I know for a fact that I my health improved, just as it did when I had the chemotherapy, step by step I got better, not well enough to go and try it all again and in honesty I didn’t want to take the risk. I was better, I had more energy, less pain and a feeling of living not existing, that last one was by far the most important. Everything stayed steady but the improvements came to an end, steady was good, steady was something I could accept but over the last few months I know without the slightest doubt that in the last year the downwards slope has returned. I can track it because it is so clear, this isn’t anything to do with the weather, as well it is all the time not just for a short while then settling again. I haven’t managed to write a single post with any fluidity for over 3 months, nothing is easy to do that requires my brain, even talking to people is getting harder and harder. Jake came here yesterday, usually we would spend a couple of hours just talking about rubbish, but yesterday he was here for less and 30 mins, he asked if I wanted him to go as I was clearly exhausted and he could see it without any doubt. Everything has become a struggle no matter how simple or everyday it would be to others, to me it is now really hard. If you don’t see it, well jump back several months in what I write and look for yourself, it’s all there.

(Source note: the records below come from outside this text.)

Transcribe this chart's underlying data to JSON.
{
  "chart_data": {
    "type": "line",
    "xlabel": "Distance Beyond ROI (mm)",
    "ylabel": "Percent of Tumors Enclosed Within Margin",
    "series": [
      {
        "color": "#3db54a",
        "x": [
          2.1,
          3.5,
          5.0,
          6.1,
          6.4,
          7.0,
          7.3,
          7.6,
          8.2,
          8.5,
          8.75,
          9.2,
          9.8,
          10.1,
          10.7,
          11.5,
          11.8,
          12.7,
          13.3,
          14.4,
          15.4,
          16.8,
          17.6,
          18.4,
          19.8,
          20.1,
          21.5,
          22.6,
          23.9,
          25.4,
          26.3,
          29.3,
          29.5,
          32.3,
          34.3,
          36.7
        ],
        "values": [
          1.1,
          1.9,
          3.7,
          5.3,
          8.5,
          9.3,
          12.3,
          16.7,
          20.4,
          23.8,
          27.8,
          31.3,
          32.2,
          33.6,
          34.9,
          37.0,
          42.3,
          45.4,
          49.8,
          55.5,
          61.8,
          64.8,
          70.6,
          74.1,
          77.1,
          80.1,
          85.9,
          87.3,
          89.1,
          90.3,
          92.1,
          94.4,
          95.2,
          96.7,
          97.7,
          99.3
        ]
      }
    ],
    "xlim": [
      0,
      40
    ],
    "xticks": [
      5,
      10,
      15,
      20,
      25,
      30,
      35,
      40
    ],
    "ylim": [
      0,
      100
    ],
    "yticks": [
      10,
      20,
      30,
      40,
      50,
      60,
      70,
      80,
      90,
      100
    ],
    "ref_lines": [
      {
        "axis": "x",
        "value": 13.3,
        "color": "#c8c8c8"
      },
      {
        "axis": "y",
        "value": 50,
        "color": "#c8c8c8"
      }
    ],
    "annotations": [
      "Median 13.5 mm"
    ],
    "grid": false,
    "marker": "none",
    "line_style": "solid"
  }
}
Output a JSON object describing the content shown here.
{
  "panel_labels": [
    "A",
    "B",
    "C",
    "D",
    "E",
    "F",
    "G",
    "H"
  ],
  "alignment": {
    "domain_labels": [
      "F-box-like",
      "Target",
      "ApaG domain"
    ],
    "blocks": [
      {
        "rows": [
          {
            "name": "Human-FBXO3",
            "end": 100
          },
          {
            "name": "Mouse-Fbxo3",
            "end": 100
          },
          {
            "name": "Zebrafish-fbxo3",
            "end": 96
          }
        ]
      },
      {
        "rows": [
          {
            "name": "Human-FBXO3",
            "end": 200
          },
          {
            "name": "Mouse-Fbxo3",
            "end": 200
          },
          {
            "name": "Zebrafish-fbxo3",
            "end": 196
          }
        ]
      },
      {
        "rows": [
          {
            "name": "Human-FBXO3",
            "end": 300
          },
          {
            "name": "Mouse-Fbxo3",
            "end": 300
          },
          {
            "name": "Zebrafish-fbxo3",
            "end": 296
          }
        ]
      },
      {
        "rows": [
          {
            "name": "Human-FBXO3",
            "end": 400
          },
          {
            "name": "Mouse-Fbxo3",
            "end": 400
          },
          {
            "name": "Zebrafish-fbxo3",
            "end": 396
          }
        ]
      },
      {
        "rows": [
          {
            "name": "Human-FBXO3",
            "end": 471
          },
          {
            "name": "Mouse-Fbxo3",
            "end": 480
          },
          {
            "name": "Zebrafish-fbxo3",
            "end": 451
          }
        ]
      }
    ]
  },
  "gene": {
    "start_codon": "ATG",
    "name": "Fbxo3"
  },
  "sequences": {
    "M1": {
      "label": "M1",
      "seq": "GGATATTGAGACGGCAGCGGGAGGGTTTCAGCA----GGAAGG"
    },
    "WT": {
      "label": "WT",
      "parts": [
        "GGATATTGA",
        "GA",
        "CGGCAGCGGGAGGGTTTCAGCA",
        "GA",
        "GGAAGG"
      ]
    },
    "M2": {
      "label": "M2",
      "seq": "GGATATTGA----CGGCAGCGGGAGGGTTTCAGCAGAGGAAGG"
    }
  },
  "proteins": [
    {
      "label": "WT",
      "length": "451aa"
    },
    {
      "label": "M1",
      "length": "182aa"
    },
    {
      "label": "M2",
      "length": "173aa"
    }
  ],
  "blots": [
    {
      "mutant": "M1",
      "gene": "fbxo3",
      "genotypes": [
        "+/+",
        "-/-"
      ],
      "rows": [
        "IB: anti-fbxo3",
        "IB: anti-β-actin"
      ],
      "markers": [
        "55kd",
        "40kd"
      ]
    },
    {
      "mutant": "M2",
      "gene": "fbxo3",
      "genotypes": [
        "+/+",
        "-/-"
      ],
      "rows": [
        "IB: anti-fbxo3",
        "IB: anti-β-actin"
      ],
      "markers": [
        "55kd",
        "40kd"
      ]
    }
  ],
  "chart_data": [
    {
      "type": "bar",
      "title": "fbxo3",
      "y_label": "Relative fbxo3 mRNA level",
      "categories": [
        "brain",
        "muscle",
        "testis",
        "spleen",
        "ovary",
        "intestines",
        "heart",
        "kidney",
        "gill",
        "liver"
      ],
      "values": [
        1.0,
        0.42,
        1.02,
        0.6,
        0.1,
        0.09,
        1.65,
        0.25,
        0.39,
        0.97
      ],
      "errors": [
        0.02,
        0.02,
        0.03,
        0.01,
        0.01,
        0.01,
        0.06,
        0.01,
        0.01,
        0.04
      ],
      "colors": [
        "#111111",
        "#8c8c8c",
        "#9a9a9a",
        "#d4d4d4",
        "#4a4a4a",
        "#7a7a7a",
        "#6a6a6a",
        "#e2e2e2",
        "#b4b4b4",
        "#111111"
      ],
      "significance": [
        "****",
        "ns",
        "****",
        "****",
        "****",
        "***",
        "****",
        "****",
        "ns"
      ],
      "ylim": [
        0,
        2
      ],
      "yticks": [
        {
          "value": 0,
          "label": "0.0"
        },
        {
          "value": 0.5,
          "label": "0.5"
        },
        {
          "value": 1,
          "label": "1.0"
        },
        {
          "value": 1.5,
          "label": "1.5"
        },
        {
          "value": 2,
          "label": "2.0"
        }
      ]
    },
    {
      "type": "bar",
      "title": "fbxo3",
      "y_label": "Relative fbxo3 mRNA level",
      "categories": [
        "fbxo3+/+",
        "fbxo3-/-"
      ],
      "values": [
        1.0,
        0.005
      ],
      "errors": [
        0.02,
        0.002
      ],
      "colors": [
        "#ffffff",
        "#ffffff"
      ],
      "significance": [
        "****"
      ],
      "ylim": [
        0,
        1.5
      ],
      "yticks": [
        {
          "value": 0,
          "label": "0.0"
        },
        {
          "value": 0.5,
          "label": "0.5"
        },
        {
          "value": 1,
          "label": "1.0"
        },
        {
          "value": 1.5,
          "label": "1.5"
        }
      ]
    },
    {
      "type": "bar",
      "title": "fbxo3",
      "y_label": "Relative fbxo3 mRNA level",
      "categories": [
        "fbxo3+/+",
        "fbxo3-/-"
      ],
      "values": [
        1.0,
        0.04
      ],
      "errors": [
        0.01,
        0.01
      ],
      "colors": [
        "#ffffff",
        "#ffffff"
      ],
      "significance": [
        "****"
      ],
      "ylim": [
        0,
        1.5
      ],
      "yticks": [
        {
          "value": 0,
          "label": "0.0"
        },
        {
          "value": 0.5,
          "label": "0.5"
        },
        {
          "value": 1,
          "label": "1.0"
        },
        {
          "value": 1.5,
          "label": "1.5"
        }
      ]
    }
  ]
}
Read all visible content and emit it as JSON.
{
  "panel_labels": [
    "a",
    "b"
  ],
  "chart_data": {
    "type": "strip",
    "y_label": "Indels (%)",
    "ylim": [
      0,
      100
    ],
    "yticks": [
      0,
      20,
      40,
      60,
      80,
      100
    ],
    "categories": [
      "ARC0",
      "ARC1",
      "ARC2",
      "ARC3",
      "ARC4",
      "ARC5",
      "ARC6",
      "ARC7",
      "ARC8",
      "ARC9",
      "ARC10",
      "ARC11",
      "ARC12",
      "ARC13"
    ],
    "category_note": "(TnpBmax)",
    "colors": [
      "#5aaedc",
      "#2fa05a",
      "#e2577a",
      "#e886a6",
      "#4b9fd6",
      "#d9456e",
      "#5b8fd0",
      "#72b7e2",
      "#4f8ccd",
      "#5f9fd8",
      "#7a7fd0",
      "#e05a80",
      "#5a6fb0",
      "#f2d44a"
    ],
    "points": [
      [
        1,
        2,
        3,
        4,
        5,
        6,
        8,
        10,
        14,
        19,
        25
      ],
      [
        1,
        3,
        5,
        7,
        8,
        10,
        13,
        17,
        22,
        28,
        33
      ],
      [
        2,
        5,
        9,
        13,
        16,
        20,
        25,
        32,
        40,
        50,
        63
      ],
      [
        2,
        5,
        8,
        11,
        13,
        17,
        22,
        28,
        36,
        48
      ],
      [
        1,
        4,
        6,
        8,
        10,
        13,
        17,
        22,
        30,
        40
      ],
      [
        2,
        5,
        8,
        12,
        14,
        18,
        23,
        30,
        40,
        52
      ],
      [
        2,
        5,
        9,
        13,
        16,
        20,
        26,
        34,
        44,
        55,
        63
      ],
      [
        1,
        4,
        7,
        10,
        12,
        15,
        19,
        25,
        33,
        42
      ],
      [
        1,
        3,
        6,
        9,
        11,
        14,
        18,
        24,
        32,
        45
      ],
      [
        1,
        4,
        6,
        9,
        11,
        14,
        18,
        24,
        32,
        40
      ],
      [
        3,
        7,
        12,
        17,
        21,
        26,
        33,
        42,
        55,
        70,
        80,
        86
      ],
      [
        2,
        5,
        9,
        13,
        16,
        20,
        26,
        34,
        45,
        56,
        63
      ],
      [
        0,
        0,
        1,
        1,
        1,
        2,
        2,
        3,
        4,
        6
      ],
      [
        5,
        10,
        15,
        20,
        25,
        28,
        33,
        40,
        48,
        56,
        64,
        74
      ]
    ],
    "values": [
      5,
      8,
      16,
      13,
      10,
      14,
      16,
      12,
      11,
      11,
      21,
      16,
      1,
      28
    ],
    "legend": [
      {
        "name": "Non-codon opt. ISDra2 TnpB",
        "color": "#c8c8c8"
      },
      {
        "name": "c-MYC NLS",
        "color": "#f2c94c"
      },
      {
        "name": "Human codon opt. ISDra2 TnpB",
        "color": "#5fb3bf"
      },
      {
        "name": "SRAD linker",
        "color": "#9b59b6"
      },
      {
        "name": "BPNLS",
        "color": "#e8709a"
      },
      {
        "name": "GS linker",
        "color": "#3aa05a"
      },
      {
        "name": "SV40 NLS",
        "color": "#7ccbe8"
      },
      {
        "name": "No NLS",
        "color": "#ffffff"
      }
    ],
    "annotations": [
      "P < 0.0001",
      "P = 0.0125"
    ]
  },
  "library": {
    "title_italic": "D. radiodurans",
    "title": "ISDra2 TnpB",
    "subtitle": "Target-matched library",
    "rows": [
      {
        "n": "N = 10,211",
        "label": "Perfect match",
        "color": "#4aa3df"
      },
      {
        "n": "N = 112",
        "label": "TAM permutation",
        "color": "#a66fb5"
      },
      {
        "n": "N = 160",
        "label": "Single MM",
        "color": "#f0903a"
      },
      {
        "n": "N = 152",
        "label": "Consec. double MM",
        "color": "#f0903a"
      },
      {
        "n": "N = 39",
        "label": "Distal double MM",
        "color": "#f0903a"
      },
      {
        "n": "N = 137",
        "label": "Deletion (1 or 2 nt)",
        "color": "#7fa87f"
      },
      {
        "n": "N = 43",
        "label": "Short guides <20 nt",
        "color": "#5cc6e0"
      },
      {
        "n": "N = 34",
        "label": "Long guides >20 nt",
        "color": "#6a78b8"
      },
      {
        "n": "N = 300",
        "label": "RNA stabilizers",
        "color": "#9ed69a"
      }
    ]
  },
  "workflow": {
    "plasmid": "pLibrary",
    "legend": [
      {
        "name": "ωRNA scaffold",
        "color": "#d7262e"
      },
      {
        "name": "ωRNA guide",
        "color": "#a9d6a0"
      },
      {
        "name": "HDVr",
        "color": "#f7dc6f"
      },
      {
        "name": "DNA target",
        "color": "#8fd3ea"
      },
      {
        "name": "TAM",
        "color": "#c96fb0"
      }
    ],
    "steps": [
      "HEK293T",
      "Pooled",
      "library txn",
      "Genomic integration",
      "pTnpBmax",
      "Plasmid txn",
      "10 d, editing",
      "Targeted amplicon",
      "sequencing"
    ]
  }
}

I push myself everyday now just to write and I push for the number of words as that way, well that way at least I know how long I should be writing for and in what length of time. The time stretches and stretches, not long ago 5000 words was a quick 30 to 40 mins, so far today this has taken nearly 2 hours. I can’t write for many reasons, but the daftest and most annoying is my fingers no longer hit the keys they are supposed to and correcting my spelling would drive anyone mad. Less than a year ago I slept like anyone else with an hour long nap in the afternoon, now I sleep more than anything else, 13 hours plus is the norm. Talking now is madness and I know already that even Adam can find it to much to deal with as I just don’t make sense, the thought processes just don’t work and although writing is easier, well I am loosing that at times as well. I just forget what I am saying and what I have already said, reading back all the time to find I have already written what I was about to write is a common situation.

I have been so focused on my lungs, understandably I suppose, that I just haven’t been keep an eye on what my MS has been up to. In the last week or so I started to pay attention, but I wasn’t looking at the detail, just skimming over the obvious signs. I don’t know if it was Jake being here or something that has been trying to get me to think for a while but yesterday, well it woke me up and made me not just drop in the odd comment, but I had to pay attention and I had to really think about just what is happening. Even though I know my health has changed massively and the shift is clearly downwards, I still have that wonderful feeling of happiness, as despite what my body is doing I have managed to hold on to that peacefulness, the only pressure on me, now comes from me alone and I know that now without a doubt. 6000+ words, an over run I know but I have to start refocusing on what is happening, nearly 3 hours and very much time to move on.